The service supported improved adherence to PCSK9i (although there is potential for adherence to decrease in the long term).
It improved the lipid management of patients who were not eligible for PCSK9i, thus providing additional lipid-lowering benefit.
Overall, the service succeeded in lowering LDL-C among PCSK9i-treated patients by an average of around 3 mmol/L. If these reductions are maintained, they would be expected to bring important clinical benefits, with a stepwise decrease in atherosclerotic CVD risk as LDL-C is reduced. Indeed, it has been estimated that each 1 mmol/L reduction in LDL-C is associated with a 22% relative risk reduction for major vascular events.30
Because the NICE threshold for initiating PCSK9i is higher (our patients had a mean baseline LDL-C of 5.0±1.6 mmol/L), we would expect favourable cost effectiveness based on the findings of the ODYSSEY OUTCOMES cost-effectiveness analysis for PCSK9i, which found it to be cost effective in patients with an LDL-C ≥2.6 mmol/L.31
We should acknowledge the limitations of this study.

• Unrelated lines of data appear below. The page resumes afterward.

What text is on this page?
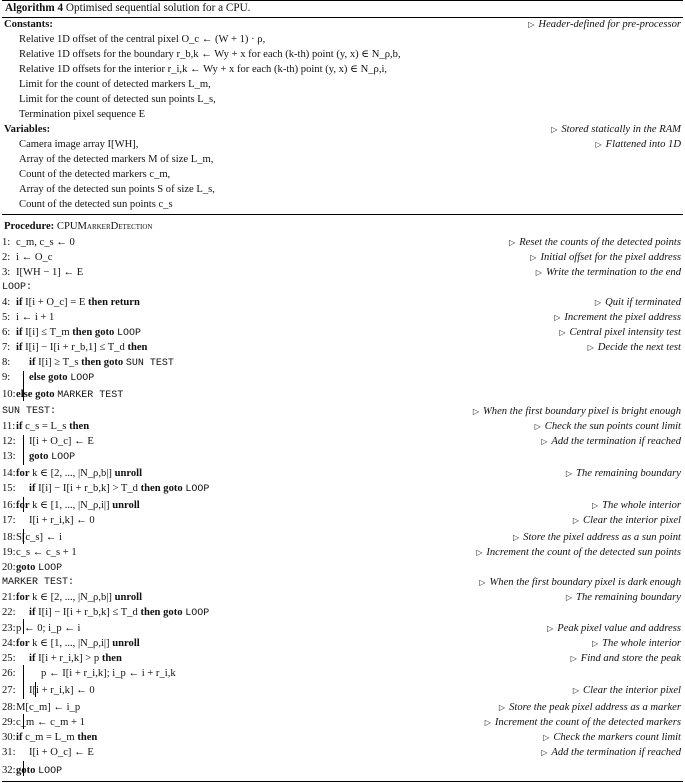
Algorithm 4 Optimised sequential solution for a CPU.
Constants:	▷ Header-defined for pre-processor
Relative 1D offset of the central pixel O_c ← (W + 1) · ρ,
Relative 1D offsets for the boundary r_b,k ← Wy + x for each (k-th) point (y, x) ∈ N_ρ,b,
Relative 1D offsets for the interior r_i,k ← Wy + x for each (k-th) point (y, x) ∈ N_ρ,i,
Limit for the count of detected markers L_m,
Limit for the count of detected sun points L_s,
Termination pixel sequence E
Variables:	▷ Stored statically in the RAM
Camera image array I[WH],	▷ Flattened into 1D
Array of the detected markers M of size L_m,
Count of the detected markers c_m,
Array of the detected sun points S of size L_s,
Count of the detected sun points c_s
Procedure: CPUMarkerDetection
1: c_m, c_s ← 0	▷ Reset the counts of the detected points
2: i ← O_c	▷ Initial offset for the pixel address
3: I[WH − 1] ← E	▷ Write the termination to the end
LOOP:
4: if I[i + O_c] = E then return	▷ Quit if terminated
5: i ← i + 1	▷ Increment the pixel address
6: if I[i] ≤ T_m then goto LOOP	▷ Central pixel intensity test
7: if I[i] − I[i + r_b,1] ≤ T_d then	▷ Decide the next test
8:	if I[i] ≥ T_s then goto SUN TEST
9:	else goto LOOP
10: else goto MARKER TEST
SUN TEST:	▷ When the first boundary pixel is bright enough
11: if c_s = L_s then	▷ Check the sun points count limit
12:	I[i + O_c] ← E	▷ Add the termination if reached
13:	goto LOOP
14: for k ∈ [2, ..., |N_ρ,b|] unroll	▷ The remaining boundary
15:	if I[i] − I[i + r_b,k] > T_d then goto LOOP
16: for k ∈ [1, ..., |N_ρ,i|] unroll	▷ The whole interior
17:	I[i + r_i,k] ← 0	▷ Clear the interior pixel
18: S[c_s] ← i	▷ Store the pixel address as a sun point
19: c_s ← c_s + 1	▷ Increment the count of the detected sun points
20: goto LOOP
MARKER TEST:	▷ When the first boundary pixel is dark enough
21: for k ∈ [2, ..., |N_ρ,b|] unroll	▷ The remaining boundary
22:	if I[i] − I[i + r_b,k] ≤ T_d then goto LOOP
23: p ← 0; i_p ← i	▷ Peak pixel value and address
24: for k ∈ [1, ..., |N_ρ,i|] unroll	▷ The whole interior
25:	if I[i + r_i,k] > p then	▷ Find and store the peak
26:	p ← I[i + r_i,k]; i_p ← i + r_i,k
27:	I[i + r_i,k] ← 0	▷ Clear the interior pixel
28: M[c_m] ← i_p	▷ Store the peak pixel address as a marker
29: c_m ← c_m + 1	▷ Increment the count of the detected markers
30: if c_m = L_m then	▷ Check the markers count limit
31:	I[i + O_c] ← E	▷ Add the termination if reached
32: goto LOOP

The sample size was small and only around half were offered PCSK9i, so care should be taken in extrapolating to larger populations. Furthermore, the study design was retrospective and had no comparator arm. A prospective, randomised controlled trial would be valuable. In addition, not all patients completed the feedback questionnaire and those that did so may have been somewhat self-selecting for greater satisfaction with the service. Nonetheless, the response rate was acceptable and the questionnaire results align with wider anecdotal opinions.
Overall, the data suggest that our innovative, centralised, pharmacist-led, multidisciplinary clinic can be successfully employed to select patients for PCSK9i therapy—and drive long-term monitoring, adherence and ultimately LDL-C lowering. Importantly, the service also addresses statin intolerance and provides appropriate medicines optimisation and adherence assistance even in PCSK9i-ineligible patients. The model is flexible enough to allow the introduction of other novel medications for cholesterol lowering, and this is now happening following the recent incorporation of bempedoic acid and inclisiran into the clinical pathway. These new agents have been shown to significantly reduce LDL-C,32 but outcomes data have not yet been reported.
In line with the goals of the AAC, our model could be duplicated elsewhere in the country to support better uptake and optimisation of PCSK9is and other novel treatments.